The “Leap” of the Physicist
He spoke at the Meeting about certainty and knowledge. A scientist and Anglican priest, John Polkinghorne, tells how faith helps him to live, and why one must “start from experience.”

by Suzanne Tanzi

“We cannot oppose science and faith–both aim at the search for truth.” These are the words of John Polkinghorne, fellow of the Royal Society and of Queens’ College, Cambridge. Born in 1930, he is one of today’s greatest physicists (Templeton Prize, 2002), who made an important contribution to the discovery of the quark.

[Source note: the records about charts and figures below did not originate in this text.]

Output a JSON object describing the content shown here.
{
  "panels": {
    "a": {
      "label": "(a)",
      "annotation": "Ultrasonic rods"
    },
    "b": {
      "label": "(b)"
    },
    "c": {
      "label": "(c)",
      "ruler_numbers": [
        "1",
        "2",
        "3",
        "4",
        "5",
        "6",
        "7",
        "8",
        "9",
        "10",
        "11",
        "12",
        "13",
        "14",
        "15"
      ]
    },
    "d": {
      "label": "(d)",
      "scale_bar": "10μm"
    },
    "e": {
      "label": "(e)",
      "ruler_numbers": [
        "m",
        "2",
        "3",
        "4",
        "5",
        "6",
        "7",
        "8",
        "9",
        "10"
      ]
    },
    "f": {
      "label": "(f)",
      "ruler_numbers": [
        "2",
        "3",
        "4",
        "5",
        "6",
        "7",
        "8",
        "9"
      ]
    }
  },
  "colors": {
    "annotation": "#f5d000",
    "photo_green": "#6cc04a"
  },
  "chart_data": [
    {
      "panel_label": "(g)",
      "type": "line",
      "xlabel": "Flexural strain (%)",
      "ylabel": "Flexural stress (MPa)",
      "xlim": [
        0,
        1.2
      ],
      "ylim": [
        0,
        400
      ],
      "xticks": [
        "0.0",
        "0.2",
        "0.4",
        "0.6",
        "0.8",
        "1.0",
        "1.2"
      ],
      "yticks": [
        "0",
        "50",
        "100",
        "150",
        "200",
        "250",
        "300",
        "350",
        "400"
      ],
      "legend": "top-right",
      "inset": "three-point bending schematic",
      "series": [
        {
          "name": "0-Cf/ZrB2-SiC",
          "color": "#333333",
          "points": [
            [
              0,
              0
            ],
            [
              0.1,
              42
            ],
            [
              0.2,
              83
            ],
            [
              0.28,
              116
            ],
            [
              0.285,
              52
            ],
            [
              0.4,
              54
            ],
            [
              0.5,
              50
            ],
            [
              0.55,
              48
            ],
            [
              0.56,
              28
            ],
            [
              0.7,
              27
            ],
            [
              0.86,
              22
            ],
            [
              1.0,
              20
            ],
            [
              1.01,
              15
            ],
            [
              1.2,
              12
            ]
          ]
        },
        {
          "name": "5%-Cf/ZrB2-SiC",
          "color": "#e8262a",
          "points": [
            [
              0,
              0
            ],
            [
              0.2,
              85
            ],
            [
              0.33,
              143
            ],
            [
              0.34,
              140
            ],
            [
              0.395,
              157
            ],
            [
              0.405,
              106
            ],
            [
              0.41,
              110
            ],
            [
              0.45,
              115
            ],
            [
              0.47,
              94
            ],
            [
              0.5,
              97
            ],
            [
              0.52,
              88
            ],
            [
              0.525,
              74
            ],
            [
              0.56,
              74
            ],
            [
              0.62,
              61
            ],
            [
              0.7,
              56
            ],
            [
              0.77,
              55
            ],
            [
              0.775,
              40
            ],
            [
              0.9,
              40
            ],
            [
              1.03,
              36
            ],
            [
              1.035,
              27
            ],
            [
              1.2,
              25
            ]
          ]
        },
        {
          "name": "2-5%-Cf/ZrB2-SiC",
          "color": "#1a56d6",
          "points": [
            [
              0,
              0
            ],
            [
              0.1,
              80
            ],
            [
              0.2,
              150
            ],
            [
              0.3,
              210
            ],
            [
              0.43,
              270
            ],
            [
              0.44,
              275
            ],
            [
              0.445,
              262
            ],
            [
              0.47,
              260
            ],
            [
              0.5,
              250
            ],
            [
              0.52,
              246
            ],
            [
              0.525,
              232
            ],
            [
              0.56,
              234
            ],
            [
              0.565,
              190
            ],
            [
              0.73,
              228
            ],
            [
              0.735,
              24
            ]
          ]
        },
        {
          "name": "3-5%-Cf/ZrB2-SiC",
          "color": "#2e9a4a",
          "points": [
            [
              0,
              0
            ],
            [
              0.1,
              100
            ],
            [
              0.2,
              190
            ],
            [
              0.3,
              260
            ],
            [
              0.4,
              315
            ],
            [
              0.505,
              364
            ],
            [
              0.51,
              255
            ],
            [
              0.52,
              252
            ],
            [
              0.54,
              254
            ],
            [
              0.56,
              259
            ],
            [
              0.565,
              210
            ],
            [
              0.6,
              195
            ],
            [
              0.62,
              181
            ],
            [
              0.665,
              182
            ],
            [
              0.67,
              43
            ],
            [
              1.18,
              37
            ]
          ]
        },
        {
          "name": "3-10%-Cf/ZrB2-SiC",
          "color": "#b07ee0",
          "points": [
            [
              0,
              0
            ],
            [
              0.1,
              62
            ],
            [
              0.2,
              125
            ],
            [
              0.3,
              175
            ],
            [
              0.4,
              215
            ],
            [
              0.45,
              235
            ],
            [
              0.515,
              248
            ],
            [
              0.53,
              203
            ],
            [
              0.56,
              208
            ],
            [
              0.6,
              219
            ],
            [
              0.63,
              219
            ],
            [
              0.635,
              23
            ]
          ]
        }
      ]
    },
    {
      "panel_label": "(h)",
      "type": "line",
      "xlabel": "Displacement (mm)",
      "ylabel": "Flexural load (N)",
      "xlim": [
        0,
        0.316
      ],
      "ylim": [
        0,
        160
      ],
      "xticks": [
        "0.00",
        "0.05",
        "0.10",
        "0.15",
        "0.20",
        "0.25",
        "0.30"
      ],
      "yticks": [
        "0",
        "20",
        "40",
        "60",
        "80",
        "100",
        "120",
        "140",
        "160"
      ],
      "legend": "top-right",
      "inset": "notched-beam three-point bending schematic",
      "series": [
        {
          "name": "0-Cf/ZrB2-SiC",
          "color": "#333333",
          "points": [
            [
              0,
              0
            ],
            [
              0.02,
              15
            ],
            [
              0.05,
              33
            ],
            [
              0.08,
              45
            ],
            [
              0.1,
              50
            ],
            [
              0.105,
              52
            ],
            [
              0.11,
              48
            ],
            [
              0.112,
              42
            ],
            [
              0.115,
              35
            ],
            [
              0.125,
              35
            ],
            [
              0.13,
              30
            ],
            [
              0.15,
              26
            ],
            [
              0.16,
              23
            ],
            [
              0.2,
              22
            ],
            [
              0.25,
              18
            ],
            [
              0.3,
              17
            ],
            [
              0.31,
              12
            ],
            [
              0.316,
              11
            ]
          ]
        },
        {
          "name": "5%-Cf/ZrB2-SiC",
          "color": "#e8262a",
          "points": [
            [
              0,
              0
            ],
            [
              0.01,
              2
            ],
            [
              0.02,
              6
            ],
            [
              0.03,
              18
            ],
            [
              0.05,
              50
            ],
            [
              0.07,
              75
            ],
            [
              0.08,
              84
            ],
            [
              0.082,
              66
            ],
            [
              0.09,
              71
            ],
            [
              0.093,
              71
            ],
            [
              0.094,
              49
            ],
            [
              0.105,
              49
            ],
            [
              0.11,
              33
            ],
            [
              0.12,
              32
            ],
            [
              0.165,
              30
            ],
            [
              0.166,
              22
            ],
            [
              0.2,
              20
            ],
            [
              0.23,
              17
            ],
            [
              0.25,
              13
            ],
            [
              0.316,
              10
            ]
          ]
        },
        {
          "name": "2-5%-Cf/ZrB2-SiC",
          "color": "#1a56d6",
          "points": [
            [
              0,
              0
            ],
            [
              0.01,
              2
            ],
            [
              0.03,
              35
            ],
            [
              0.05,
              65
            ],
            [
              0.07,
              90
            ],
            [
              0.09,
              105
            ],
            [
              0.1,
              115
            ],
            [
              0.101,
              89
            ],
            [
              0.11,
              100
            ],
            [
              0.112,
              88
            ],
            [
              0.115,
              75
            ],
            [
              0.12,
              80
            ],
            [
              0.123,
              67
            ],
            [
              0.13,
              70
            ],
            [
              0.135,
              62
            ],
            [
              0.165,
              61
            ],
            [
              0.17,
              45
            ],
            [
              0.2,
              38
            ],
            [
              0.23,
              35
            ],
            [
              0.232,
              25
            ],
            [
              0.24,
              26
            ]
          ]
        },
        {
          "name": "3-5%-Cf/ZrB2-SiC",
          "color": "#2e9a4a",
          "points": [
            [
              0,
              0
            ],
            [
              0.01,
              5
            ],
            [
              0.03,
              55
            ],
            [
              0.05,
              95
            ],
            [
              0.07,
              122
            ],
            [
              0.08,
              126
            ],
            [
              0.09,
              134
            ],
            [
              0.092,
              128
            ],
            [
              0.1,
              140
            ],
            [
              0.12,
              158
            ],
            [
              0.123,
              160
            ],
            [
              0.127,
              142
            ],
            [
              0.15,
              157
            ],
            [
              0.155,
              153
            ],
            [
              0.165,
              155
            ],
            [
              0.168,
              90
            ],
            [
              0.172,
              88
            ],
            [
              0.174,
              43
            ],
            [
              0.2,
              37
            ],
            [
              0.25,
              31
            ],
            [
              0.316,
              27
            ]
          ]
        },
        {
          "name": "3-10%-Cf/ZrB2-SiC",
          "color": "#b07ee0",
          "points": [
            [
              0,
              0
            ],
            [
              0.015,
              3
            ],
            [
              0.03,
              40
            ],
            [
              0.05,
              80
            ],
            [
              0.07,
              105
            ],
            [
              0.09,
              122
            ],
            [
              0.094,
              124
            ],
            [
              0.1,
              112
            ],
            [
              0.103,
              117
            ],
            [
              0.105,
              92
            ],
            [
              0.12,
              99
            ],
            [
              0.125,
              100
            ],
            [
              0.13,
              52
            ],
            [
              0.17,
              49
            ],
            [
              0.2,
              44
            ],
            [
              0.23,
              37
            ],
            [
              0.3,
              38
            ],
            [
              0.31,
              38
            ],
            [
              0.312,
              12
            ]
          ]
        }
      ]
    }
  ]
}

At the Rimini Meeting, introduced by the astrophysicist, Marco Bersanelli, he spoke about “Certainty in Scientific Knowledge,” a theme to which he has dedicated fifteen works, like Belief in God in an Age of Science (Yale University Press, 1998). His is not a purely academic interest, since he is a theologian and Anglican priest. This is why we went to see him, behind the scenes, and asked him what he is sure of in his life and in his work. “I am a priest and a physicist,” he explained. “Not in the sense that I am a priest on Sundays and a physicist on Mondays. I want to be both every day.” How is it possible? “The two complement each other. You see, scientists may be diffident to religion. They are afraid of the diktat of an authority that they cannot prove. Yet faith is not a leap into the dark, but into the light.” How does this position affect your research? “Faith helps me to live. Our society seems to want an absolute certainty, as if it were possible to answer all the questions. Instead, I think that in order to understand we have to begin from experience, not from ready-made ideas. We need to learn from our encounter with reality.”